Stand Number 2310 Lower Paradise in Marondera shall only be disposed
as and when my estate failed to meet claims and demands, otherwise it
shall devolve upon my son KUDZANAYI
FRANK KATSANDE.”
Clause
3(b) is not ambiguous at all.
The
Stand was only to be sold if, and only if, the estate failed to meet
claims and demands from his creditors; otherwise it was to devolve to
the
applicant, as was the case with House No.18806 Unit L Seke,
Chitungwiza. The first respondent was expected to comply with this
provision as well.
The
condition that was set for the Marondera property to be sold had to
be satisfied first. The property could thus not be sold for any other
reason serve to meet claims and demands that the estate failed to
meet.
The
clear intention of the testator, as evident from the Will, was that
both immovable properties were to devolve to the applicant. House
No.18806 in Unit L Seke, Chitungwiza was not to be sold at all whilst
the Stand in Marondera was to be sold only for purposes of meeting
outstanding debts, if any. The first respondent's duty was to act
in terms of the clear intentions of the late Norman Katsande.
The
executor, if acting in good faith, needed to show that a need had
arisen to dispose of the Marondera Stand in terms of the condition
set by the testator. He could not devise his own conditions or
reasons to sell the property.
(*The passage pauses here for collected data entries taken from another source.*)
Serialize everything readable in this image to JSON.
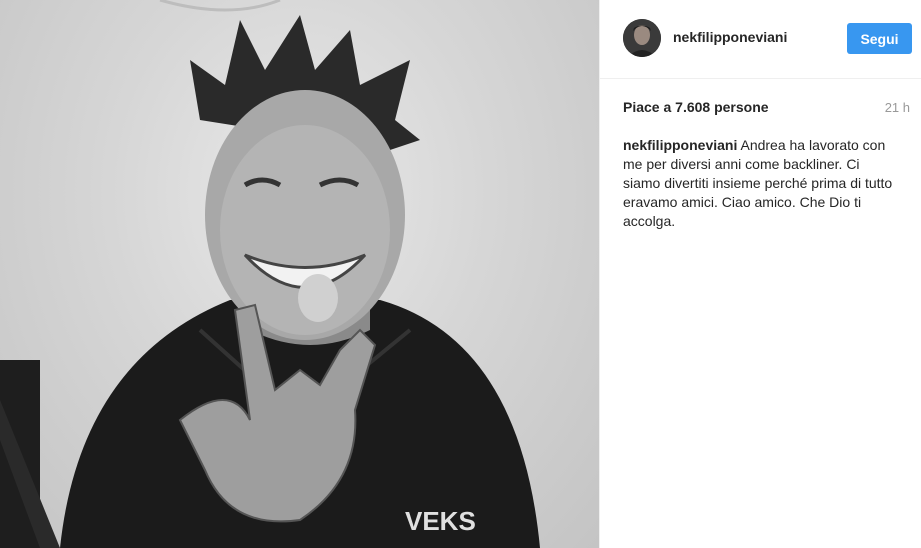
{
  "post": {
    "image_description": "",
    "author": {
      "username": "nekfilipponeviani"
    },
    "follow_label": "Segui",
    "likes_text": "Piace a 7.608 persone",
    "timestamp": "21 h",
    "caption": {
      "username": "nekfilipponeviani",
      "text": "Andrea ha lavorato con me per diversi anni come backliner. Ci siamo divertiti insieme perché prima di tutto eravamo amici. Ciao amico. Che Dio ti accolga."
    }
  },
  "colors": {
    "accent": "#3897f0",
    "text": "#262626",
    "muted": "#999999",
    "divider": "#efefef"
  }
}
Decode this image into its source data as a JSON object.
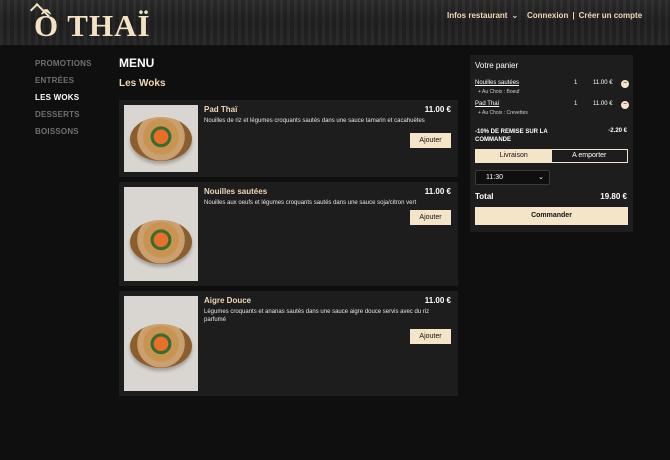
{
  "header": {
    "logo": "Ô THAÏ",
    "nav": {
      "info": "Infos restaurant",
      "login": "Connexion",
      "separator": "|",
      "register": "Créer un compte"
    }
  },
  "sidebar": {
    "items": [
      {
        "label": "PROMOTIONS"
      },
      {
        "label": "ENTRÉES"
      },
      {
        "label": "LES WOKS"
      },
      {
        "label": "DESSERTS"
      },
      {
        "label": "BOISSONS"
      }
    ],
    "active_index": 2
  },
  "main": {
    "title": "MENU",
    "section": "Les Woks",
    "items": [
      {
        "name": "Pad Thaï",
        "price": "11.00 €",
        "desc": "Nouilles de riz et légumes croquants sautés dans une sauce tamarin et cacahuètes",
        "button": "Ajouter"
      },
      {
        "name": "Nouilles sautées",
        "price": "11.00 €",
        "desc": "Nouilles aux oeufs et légumes croquants sautés dans une sauce soja/citron vert",
        "button": "Ajouter"
      },
      {
        "name": "Aigre Douce",
        "price": "11.00 €",
        "desc": "Légumes croquants et ananas sautés dans une sauce aigre douce servis avec du riz parfumé",
        "button": "Ajouter"
      }
    ]
  },
  "cart": {
    "title": "Votre panier",
    "lines": [
      {
        "name": "Nouilles sautées",
        "qty": "1",
        "price": "11.00 €",
        "option": "+ Au Choix : Boeuf"
      },
      {
        "name": "Pad Thaï",
        "qty": "1",
        "price": "11.00 €",
        "option": "+ Au Choix : Crevettes"
      }
    ],
    "discount_label": "-10% DE REMISE SUR LA COMMANDE",
    "discount_amount": "-2.20 €",
    "delivery": "Livraison",
    "takeaway": "A emporter",
    "time": "11:30",
    "total_label": "Total",
    "total_value": "19.80 €",
    "order_button": "Commander"
  },
  "colors": {
    "accent": "#f4e4c8",
    "background": "#0f0f10",
    "card": "#1d1d1e"
  }
}
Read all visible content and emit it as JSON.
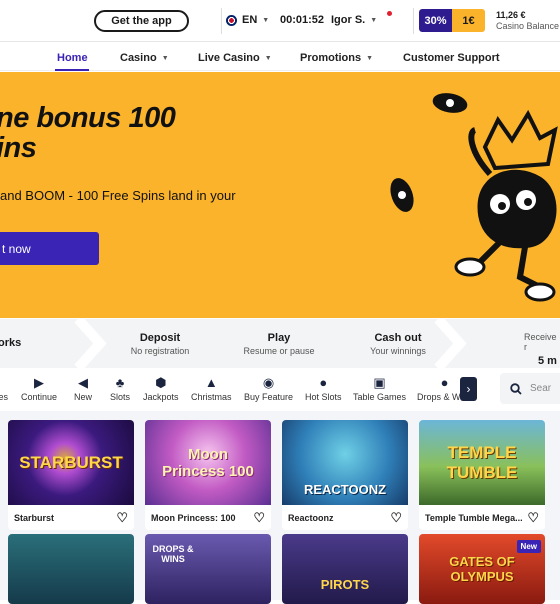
{
  "topbar": {
    "get_app": "Get the app",
    "language": "EN",
    "clock": "00:01:52",
    "user": "Igor S.",
    "bonus_pct": "30%",
    "bonus_amt": "1€",
    "balance_value": "11,26 €",
    "balance_label": "Casino Balance"
  },
  "nav": {
    "home": "Home",
    "casino": "Casino",
    "live_casino": "Live Casino",
    "promotions": "Promotions",
    "support": "Customer Support"
  },
  "hero": {
    "title_line1": "ne bonus 100",
    "title_line2": "ins",
    "subtitle": "and BOOM - 100 Free Spins land in your",
    "cta": "t now"
  },
  "steps": [
    {
      "title": "orks",
      "sub": ""
    },
    {
      "title": "Deposit",
      "sub": "No registration"
    },
    {
      "title": "Play",
      "sub": "Resume or pause"
    },
    {
      "title": "Cash out",
      "sub": "Your winnings"
    },
    {
      "title": "5 m",
      "sub": "Receive r"
    }
  ],
  "categories": [
    {
      "label": "tes",
      "icon": "clock-icon"
    },
    {
      "label": "Continue",
      "icon": "play-icon"
    },
    {
      "label": "New",
      "icon": "megaphone-icon"
    },
    {
      "label": "Slots",
      "icon": "cherry-icon"
    },
    {
      "label": "Jackpots",
      "icon": "coin-icon"
    },
    {
      "label": "Christmas",
      "icon": "tree-icon"
    },
    {
      "label": "Buy Feature",
      "icon": "target-icon"
    },
    {
      "label": "Hot Slots",
      "icon": "flame-icon"
    },
    {
      "label": "Table Games",
      "icon": "cards-icon"
    },
    {
      "label": "Drops & Wins",
      "icon": "bomb-icon"
    }
  ],
  "search": {
    "placeholder": "Sear"
  },
  "games": [
    {
      "name": "Starburst",
      "art": "STARBURST",
      "color": "#2a1063"
    },
    {
      "name": "Moon Princess: 100",
      "art": "Moon Princess 100",
      "color": "#b43a9e"
    },
    {
      "name": "Reactoonz",
      "art": "REACTOONZ",
      "color": "#1f6a9a"
    },
    {
      "name": "Temple Tumble Mega...",
      "art": "TEMPLE TUMBLE",
      "color": "#2f6b38"
    }
  ],
  "games_row2": [
    {
      "art": "",
      "color": "#1d4a5a"
    },
    {
      "art": "DROPS & WINS",
      "color": "#4a3580"
    },
    {
      "art": "PIROTS",
      "color": "#3a2a6a"
    },
    {
      "art": "GATES OF OLYMPUS",
      "color": "#d2331d",
      "badge": "New"
    }
  ]
}
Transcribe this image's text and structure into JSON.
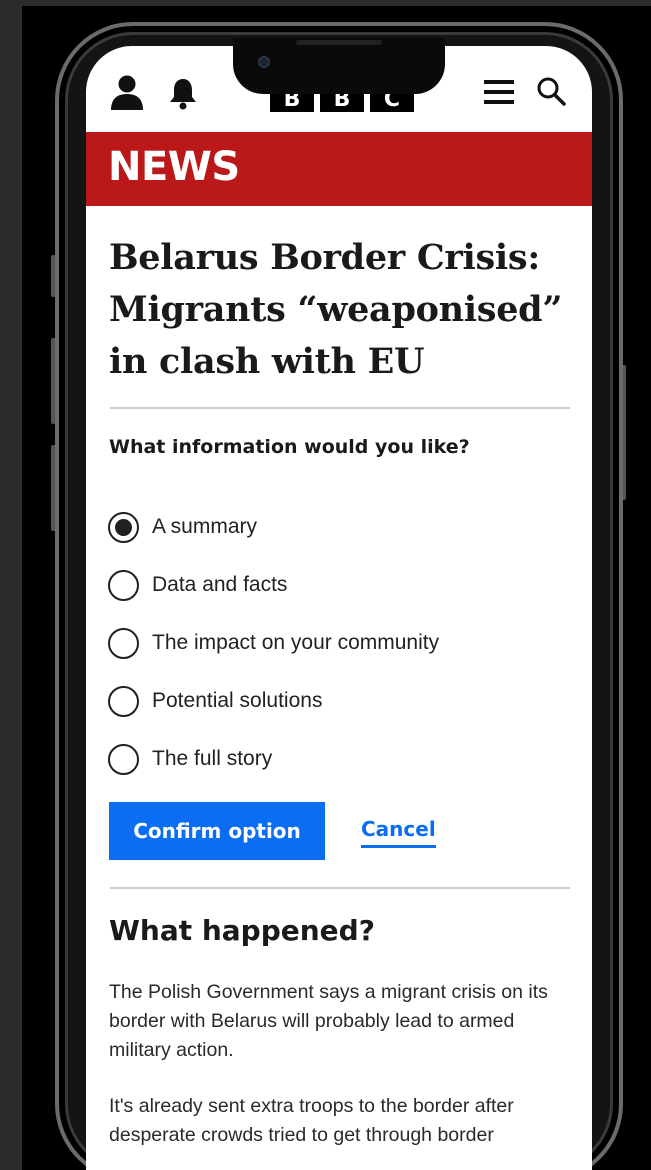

As for the Unit L, Seke house the
executor had no authority to sell it at all.
In
his report, the Master of the High Court stated that the first
respondent represented that he wanted to sell the Seke house so that
he could buy two (2) smaller houses for the minor children. That was
clearly not in terms of the law and was contrary to the provisions of
the Will.
Master's
Report
It
is trite law that where estate property is to be sold it must be done
in accordance with the Administration of Estates Act [Chapter
6:01].
Section
120 of the Administration of Estates Act states that:-
“If,
after due inquiry, the Master is of the opinion that it would be to
the advantage of persons interested in the estate to sell any
property belonging to such estate otherwise than by public auction he
may, if the Will of the deceased contains no provision to the
contrary, grant the necessary authority to the executor so to act.”
In
this case the Master of the High Court's consent was of no
consequence as the Will did not provide for the sale of this
particular property, if anything it provided to the contrary.
In
any case, section 122 of the Administration of Estates Act states
that:-
“In
cases where minor heirs are interested in property inherited from the
estate of any deceased person the Master may apply, through the
chamber book, to a judge in chambers for authority for the lease,
mortgage, sale or other disposition of such property, and the judge
may make such order as in the circumstances he considers advisable.”
In
casu,
it is common cause that the applicant and his sister, Milenda Tinashe
Katsande, were minors and were heirs to the property in question.
If
the property was to be disposed of in any way, including the
Marondera property, the Master of the High Court should have complied
with section 122 of the Administration of Estates Act. In his report,
the Master of the High Court did not state that he had complied with
this section at all. It is clear from all the submissions that the
sale was in violation of the specific provisions of the law. See
Emmanuel
Nemuseso v Dorothy Mashita & Others
HH122-09.
I
am of the firm view that the net effect of the anomalies pointed
above, as regards both the executor and the Master of the High Court,
is that the purported sale of House No.18806 Unit L Seke, Chitungwiza
by the first respondent to the second respondent is a nullity. Not
only did the first respondent not have the right or authority to do
so from the Will itself, but he also acted dishonestly and
fraudulently in obtaining the Master of the High Court's
consent to sell. As already shown, the consent itself was not proper
in the light of the clear provisions of the Will and the law
applicable in such cases.
Consequences
of a nullity
Where
an act is a nullity, the innocence or otherwise of the other party to
the act is of no assistance at all. This is so because nothing can be
built on nothing.
In
F.
Katirawu v D. Katirawu and 3 Others
HH58-07 the second respondent had claimed to be an innocent purchaser
of rights and interests in a property where the purported executor
was found to have acted fraudulently in obtaining the Letters of
Administration. After holding that the sale was a non-sale, MAKARAU
JP went on to say that:-
“In
conclusion, the rights that the second respondent believes to have
purchased and acquired from the first respondent are tainted by the
same illegality and amount to nought by token of the same reasoning.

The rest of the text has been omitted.